I. — LE SUFFRAGE A PLUSIEURS DEGRÉS

Il fut un temps — et peut-être n’est-il pas encore passé — où le suffrage à plusieurs degrés rencontrait une grande faveur, surtout dans le « juste milieu » de l’opinion, parmi les gens que choque et froisse la grossièreté du suffrage universel direct, et qui ne croient pas que la démocratie ait elle-même tant de vertus qu’elle puisse faire fi de la raison, comme c’est s’en moquer que d’attribuer au plus capable des citoyens et au moins capable, non pas seulement, en principe, le même droit, mais, en pratique, absolument la même fonction.

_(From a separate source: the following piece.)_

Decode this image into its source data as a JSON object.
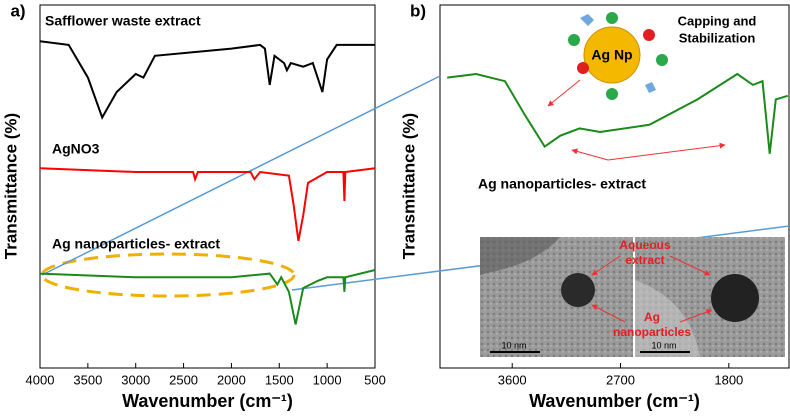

Le suffrage à deux ou à plusieurs degrés, — par lequel les électeurs nomment d’autres électeurs qui nomment les membres du Parlement, — est donc de toutes les « combinaisons » celle qui, à première vue, semblerait le mieux convenir à un régime où l’on aurait souci de mettre d’accord le sens démocratique avec le bon sens. C’est la solution rationaliste ou doctrinaire : solution moyenne qui ne bouleverse rien et n’épouvante point par sa nouveauté ; chère, par là même, aux esprits moyens et, dans leur ensemble, aux classes moyennes ; formule pour ainsi dire « bourgeoise » de la démocratie et du suffrage universel.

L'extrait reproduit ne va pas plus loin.